4.2 1	Evaluate A = lw when l = 10 cm and w = 7 cm.
4.3 1	Evaluate C = 8 + 1.50k when k = 6.
4.4 1	Evaluate 3x + 4 when x = 5.

Standard — typical HSC difficulty (6 questions)

Show at least one line of substitution and label the final answer with units where relevant.

4.5 Use C = 12 + 2.40m to find the cost of a courier trip of m = 15 km. 2 marks

4.6 A rectangle has l = 11.5 cm and w = 8 cm. Use A = lw to find its area. 2 marks

4.7 Evaluate P = 2l + 2w when l = 8.5 m and w = 4.2 m. 2 marks

4.8 Evaluate 2x + 5 when x = −3. Use brackets in your substitution. 2 marks

4.9 Evaluate x² when x = −4. Show the bracketed substitution. 2 marks

4.10 Using d = st, find d when s = 95 km/h and t = 2.5 h. Write the answer in a units sentence. 2 marks

Extension — two-variable substitution and meaning (2 questions)
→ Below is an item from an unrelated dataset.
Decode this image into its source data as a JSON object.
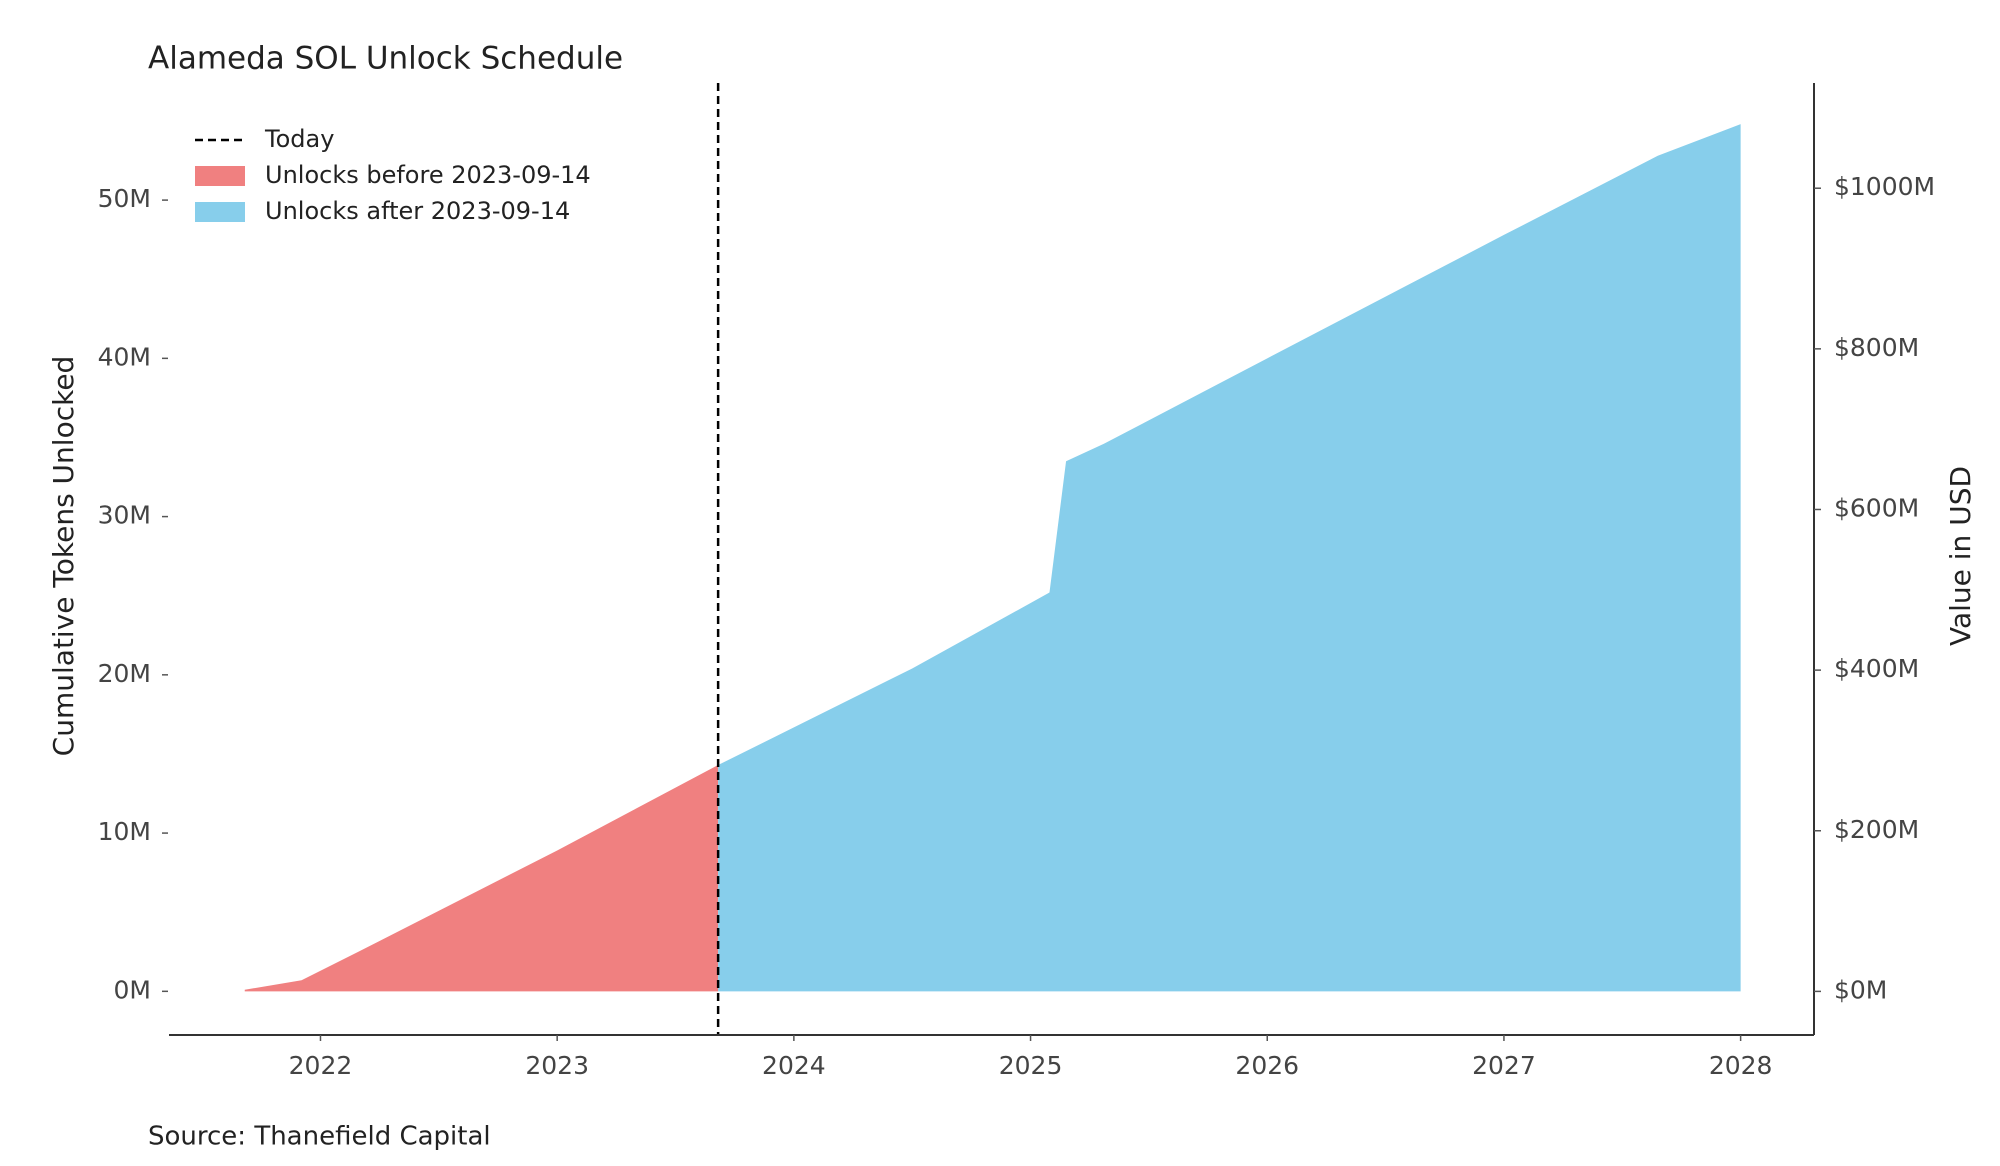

4.11 Evaluate x² + 3x when x = −4. Show every bracketed step. 3 marks

4.12 A taxi uses T = 4.20 + 2.30k for a trip of k kilometres. (a) Find T when k = 7.5. (b) Explain in one sentence what the 4.20 represents in the real-life context. 3 marks

Stuck on 4.11? Substitute x = −4 as (−4) into both terms, then square first, multiply second, then add.

5. Self-check the easy 3

Tick the first three once you've checked your method works.

For 4.1 I wrote d = 60 × 2 = 120 km and gave the answer with units.
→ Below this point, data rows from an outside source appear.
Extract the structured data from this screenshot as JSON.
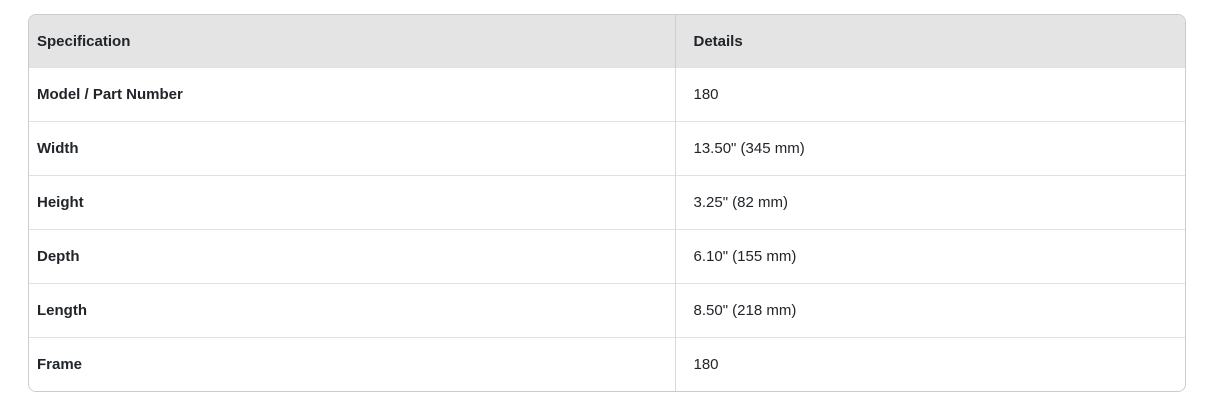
{
  "colors": {
    "page_background": "#ffffff",
    "header_background": "#e4e4e4",
    "outer_border": "#cccccc",
    "row_divider": "#e1e1e1",
    "column_divider": "#d9d9d9",
    "text": "#212529"
  },
  "table": {
    "header": {
      "spec": "Specification",
      "details": "Details"
    },
    "rows": [
      {
        "spec": "Model / Part Number",
        "details": "180"
      },
      {
        "spec": "Width",
        "details": "13.50\" (345 mm)"
      },
      {
        "spec": "Height",
        "details": "3.25\" (82 mm)"
      },
      {
        "spec": "Depth",
        "details": "6.10\" (155 mm)"
      },
      {
        "spec": "Length",
        "details": "8.50\" (218 mm)"
      },
      {
        "spec": "Frame",
        "details": "180"
      }
    ]
  },
  "chart_data": {
    "type": "table",
    "title": "",
    "columns": [
      "Specification",
      "Details"
    ],
    "rows": [
      [
        "Model / Part Number",
        "180"
      ],
      [
        "Width",
        "13.50\" (345 mm)"
      ],
      [
        "Height",
        "3.25\" (82 mm)"
      ],
      [
        "Depth",
        "6.10\" (155 mm)"
      ],
      [
        "Length",
        "8.50\" (218 mm)"
      ],
      [
        "Frame",
        "180"
      ]
    ]
  }
}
For 4.3 I multiplied before adding (1.50 × 6 = 9, then 8 + 9 = 17).

For 4.4 I substituted x = 5 to get 3(5) + 4 = 19, not 35 (avoiding 3 + 5 = 8 then × 4).

How did this worksheet feel?

Got it Partly Lost

What I'll revisit before next class:

Answers — Do not peek before attempting

Q1.1 — Notation meanings

3x means 3 × x. x² means x × x. x/2 means x divided by 2.

Q1.2 — Equation vs expression

Equations (contain =): (b) C = 8 + 1.50k, (d) A = lw. Expressions: (a) 2x + 5, (c) lw, (e) 7m − 3.

Q1.3 — Coefficient and constant

Coefficient = 4 (the number multiplying x). Constant = 9 (the value that does not change).

Q3 — Faded perimeter example

Step 1: l = 12, w = 5.
Step 2: P = 2(12) + 2(5).
Step 3: P = 24 + 10.
Step 4: P = 34 m.
Conclusion: The perimeter is 34 m.

Q4.1 — d = 60 × 2

d = 60 × 2 = 120 km.

Q4.2 — A = 10 × 7

A = 10 × 7 = 70 cm².

Q4.3 — C = 8 + 1.50(6)

C = 8 + 9 = $17.00.

Q4.4 — 3x + 4 with x = 5

3(5) + 4 = 15 + 4 = 19.

Q4.5 — Courier C = 12 + 2.40(15)

C = 12 + 36 = $48.00 for the 15 km trip.

Q4.6 — A = 11.5 × 8

A = 11.5 × 8 = 92 cm².

Q4.7 — P = 2(8.5) + 2(4.2)

P = 17 + 8.4 = 25.4 m.

Q4.8 — 2x + 5 with x = −3

2(−3) + 5 = −6 + 5 = −1. (Bracketing the −3 prevents the slip "2−3+5 = 4".)

Q4.9 — x² with x = −4

(−4)² = (−4) × (−4) = 16. (Writing −4² without brackets would give −16 — wrong, because the square would only apply to the 4.)

Q4.10 — d = 95 × 2.5

d = 95 × 2.5 = 237.5. The distance travelled is 237.5 km.

Q4.11 — x² + 3x with x = −4

(−4)² + 3(−4) = 16 + (−12) = 16 − 12 = 4.

Q4.12 — Taxi formula T = 4.20 + 2.30k

(a) T = 4.20 + 2.30(7.5) = 4.20 + 17.25 = $21.45.
(b) The 4.20 is the flagfall (fixed booking/start fee) — the cost before any kilometres are travelled.